Is this intermittent or consistent in your case? Does it happen only on specific data? Can you provide steps to reproduce?
          @kukushking Check this out, also this same is working fine in version 1.8.1.
Yes, This is happening with me in AWS Wrangler
I have a Parquet file with 5000 rows, and want the file in chunks of 1000. It throws me
Length mismatch: Expected axis has 1000 elements, new values have 5000 elements 

Where 1000 being my chunk size and 5000 being my total rows in parquet file.
The script looks like :
dfs = awswrangler.s3.read_parquet(path=f"s3://{self.bucket}/{self.object_key}",
                                              chunked=self.chunk_size)
for data in dfs:
      print(data)
When looping against the chunked generator, this error is thrown.

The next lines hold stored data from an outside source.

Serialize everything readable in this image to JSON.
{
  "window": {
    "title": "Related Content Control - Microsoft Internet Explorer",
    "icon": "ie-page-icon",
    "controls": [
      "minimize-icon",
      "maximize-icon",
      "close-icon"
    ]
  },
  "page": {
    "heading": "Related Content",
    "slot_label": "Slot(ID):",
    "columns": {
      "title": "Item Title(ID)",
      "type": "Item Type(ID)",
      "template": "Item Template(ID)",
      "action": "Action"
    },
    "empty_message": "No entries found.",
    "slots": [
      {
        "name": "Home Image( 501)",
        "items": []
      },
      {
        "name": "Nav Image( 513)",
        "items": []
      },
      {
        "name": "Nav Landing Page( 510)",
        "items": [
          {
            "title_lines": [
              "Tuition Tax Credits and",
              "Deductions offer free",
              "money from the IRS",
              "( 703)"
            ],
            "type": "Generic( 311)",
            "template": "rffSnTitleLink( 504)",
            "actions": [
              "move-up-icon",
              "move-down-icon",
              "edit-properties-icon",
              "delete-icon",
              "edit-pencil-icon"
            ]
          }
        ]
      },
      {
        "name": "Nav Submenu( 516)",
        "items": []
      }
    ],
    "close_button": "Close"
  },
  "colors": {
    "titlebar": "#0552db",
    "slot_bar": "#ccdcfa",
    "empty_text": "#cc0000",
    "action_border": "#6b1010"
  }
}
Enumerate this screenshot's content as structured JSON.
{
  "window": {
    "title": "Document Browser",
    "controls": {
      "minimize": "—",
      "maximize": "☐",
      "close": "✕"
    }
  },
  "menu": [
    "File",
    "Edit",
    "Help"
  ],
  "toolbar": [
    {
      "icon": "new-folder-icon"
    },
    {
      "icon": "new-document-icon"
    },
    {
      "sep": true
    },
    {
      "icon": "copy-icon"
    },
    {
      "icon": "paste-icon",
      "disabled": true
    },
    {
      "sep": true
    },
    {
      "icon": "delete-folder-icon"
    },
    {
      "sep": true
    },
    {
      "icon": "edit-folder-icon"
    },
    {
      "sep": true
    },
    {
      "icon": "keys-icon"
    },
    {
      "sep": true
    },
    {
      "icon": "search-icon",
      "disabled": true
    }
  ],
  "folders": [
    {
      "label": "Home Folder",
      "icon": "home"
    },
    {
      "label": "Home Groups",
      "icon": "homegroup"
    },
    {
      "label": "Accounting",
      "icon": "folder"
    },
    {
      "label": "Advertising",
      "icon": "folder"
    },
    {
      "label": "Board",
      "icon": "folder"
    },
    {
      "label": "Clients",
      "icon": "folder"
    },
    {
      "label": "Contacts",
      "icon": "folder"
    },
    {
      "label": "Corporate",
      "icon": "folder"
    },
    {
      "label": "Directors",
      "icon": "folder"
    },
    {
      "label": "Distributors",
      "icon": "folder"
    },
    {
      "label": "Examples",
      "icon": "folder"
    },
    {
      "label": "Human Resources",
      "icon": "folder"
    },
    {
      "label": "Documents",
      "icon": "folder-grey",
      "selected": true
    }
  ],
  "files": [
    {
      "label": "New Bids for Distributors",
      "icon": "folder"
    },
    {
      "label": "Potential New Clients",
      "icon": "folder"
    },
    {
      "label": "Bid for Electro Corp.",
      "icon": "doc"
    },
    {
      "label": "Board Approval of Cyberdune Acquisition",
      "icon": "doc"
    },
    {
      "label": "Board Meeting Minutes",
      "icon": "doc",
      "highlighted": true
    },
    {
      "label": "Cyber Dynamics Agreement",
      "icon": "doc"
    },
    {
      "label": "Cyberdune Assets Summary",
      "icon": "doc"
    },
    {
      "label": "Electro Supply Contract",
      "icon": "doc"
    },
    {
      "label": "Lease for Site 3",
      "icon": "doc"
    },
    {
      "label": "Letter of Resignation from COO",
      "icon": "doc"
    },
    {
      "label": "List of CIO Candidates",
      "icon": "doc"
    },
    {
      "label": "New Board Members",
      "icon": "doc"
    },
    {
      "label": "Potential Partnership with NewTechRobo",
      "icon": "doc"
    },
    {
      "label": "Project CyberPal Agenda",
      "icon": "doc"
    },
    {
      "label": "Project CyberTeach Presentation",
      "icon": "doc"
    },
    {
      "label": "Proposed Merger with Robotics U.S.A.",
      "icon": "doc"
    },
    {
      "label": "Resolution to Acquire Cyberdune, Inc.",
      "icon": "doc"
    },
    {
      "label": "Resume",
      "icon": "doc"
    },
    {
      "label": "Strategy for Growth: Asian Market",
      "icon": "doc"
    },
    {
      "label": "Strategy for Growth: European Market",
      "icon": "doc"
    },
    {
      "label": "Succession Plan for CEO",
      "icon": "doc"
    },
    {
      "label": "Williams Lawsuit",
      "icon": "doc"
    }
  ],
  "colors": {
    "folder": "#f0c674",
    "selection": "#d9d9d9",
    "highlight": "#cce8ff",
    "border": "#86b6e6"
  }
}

Note: I have ensured the file path is correct and this works fine in AWS Wrangler version 1.8.1
          This issue was also happening for me on the latest awswrangler version (2.16.1). After some debugging I discovered that the "length mismatch" error only happens with newer versions of pyarrow. I was runnning pyarrow 7.0.0, and the error occurs with pyarrow >= 3.0 (I believe, I don't have the exact breaking version).
The reason why awswrangler version 1.8.1 works is that it lists pyarrow~=1.0.0 as a requirement. When I combined awswrangler==2.16.1 and pyarrow==2.0.0 the chunked parameter works as intended with integer arguments.